Lan Sur awoke to quietness. He stretched his lean, lithe legs, slowly, returning to normal awareness as he did so. Once he was completely awake, he sat down in front of the control panel again. A single amber light beamed from the board. While he had been asleep, the scout ship had come out of its C2 drive and had slowed to a stop. They had reached their immediate destination, and since he was asleep, the computer had simply turned on the protective screens around the ship and had begun a survey of the sun system they had arrived at.
He pressed a button on the computer and then leaned back to digest the information that the machine began feeding him at once. The sun was of the A/34.79Lu type, just as had been forecast before his voyage. It had three large inner planets and a tiny fourth much too far away from the solar furnace and much too small to be of any practical value. Lan Sur read the report carefully, noting with pleasure certain of the facts presented him. He was in the midst of an interesting section concerning the chemical composition of the atmosphere on the second of the planets when a small bell on the computer rang and the machine became silent for just a second or two, then began pouring out material at a furious rate.
Lan Sur, who had been yards of tape behind in his reading, dropped the atmosphere discussion and began to read the new information being spewed forth. A frown crossed his face as he read the first few words, "Alien contact established...." He hoped this new development would not take him away from his games for too long a time.
The computer had detected the emanation of modulated energy waves coming from the second planet. Immediately it had withdrawn its wide-flung detector beams and had concentrated fully upon the source of the waves. Lan Sur reset the computer so that only a very small part of the huge machine would carry on the routine work of new investigation, while the greater part would be put to work in an attempt to decode what was obviously a language being broadcast in some obsolete manner. He noted with pride that the aliens, whoever they might be, had not at the moment reached the point of development where C2 communication was available to them, but were still limited to the raw speed of light for the transmission of messages, and hence, he felt sure, for the transmission of space ships too. This meant, he knew, that he had probably stumbled onto a race of beings still new to the reaches of space who would be helpless in the face of even his own lightly armed scout ship. However, according to patrol instructions, he activated a switch that relayed all pertinent information by means of a sealed C2 beam back to the nearest Dakn Patrol base, and put in a formal call for the presence of Patrol battleships. One way or another, they would be needed....

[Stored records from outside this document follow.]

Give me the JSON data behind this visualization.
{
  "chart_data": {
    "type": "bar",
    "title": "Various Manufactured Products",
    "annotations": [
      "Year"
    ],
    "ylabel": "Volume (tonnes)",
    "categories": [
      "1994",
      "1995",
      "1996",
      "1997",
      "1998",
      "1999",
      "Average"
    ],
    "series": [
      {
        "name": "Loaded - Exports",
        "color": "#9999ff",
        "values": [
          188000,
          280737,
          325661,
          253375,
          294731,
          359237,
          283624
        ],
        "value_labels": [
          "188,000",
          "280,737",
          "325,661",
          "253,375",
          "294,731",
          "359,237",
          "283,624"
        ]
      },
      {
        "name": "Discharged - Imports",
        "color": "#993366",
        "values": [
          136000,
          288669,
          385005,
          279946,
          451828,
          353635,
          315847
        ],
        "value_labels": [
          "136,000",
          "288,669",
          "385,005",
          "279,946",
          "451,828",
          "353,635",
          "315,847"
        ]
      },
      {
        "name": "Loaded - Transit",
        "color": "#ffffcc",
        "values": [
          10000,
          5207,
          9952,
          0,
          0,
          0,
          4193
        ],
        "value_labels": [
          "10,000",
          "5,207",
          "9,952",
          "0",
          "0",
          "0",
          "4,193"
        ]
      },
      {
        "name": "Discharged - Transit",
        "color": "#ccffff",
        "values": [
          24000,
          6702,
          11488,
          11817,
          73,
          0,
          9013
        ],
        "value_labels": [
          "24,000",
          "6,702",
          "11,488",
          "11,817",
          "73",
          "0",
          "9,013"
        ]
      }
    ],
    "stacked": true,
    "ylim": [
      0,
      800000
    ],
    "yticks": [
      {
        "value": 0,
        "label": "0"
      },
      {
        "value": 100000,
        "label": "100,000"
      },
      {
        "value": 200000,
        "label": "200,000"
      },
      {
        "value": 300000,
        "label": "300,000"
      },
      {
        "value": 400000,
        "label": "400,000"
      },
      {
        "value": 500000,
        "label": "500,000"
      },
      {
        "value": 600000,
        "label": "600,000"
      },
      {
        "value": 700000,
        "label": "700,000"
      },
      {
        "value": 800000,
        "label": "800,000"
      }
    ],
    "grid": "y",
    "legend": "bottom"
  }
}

It took the computer less than a day and a half, as Lan Sur figured time, to break the language of the aliens discovered on the second planet. The Surveyor spent this time working feverishly on a new idea he had for the solution of the seven-ship problem, and was quite upset when the computer finished its problem of decoding the new tongue before Lan Sur had worked out all the details of his latest attack on the mock war games. Reluctantly he put himself into a light trance, during which the machine taught him the new language. He did not actually learn to think in the new tongue, for that would have imposed limiting strictures on his mental processes. Rather, his mind was turned into a kind of translating factory. He had the freedom to think in the terms and in the concepts that he was accustomed to, and his mind simply expressed these thoughts as best it could in the newly-learned way of speaking. The computer had also arrived at an incredibly clear knowledge of the socio-politico-psychological structure of the new civilization, but aside from a brief glance at some of the more intriguing points, Lan Sur ignored this information and simply relayed it along to the Galactic base where social scientists could pore over it in their own bemused leisure. For his tasks Lan Sur hardly felt that he needed it.
Once Lan Sur had memorized the language, he put his scout ship under a screen of complete invisibility and landed it some few miles away from the space ship the aliens were using as their permanent base. He let the computer drink up what additional information it required to make sure both that the planetary conditions were suitable to his own particular chemical make-up, and that the aliens were indeed as impotent as his previous estimates had seemed to indicate. Once the computer gave him its blessing, he walked out into the bright planetary sunlight.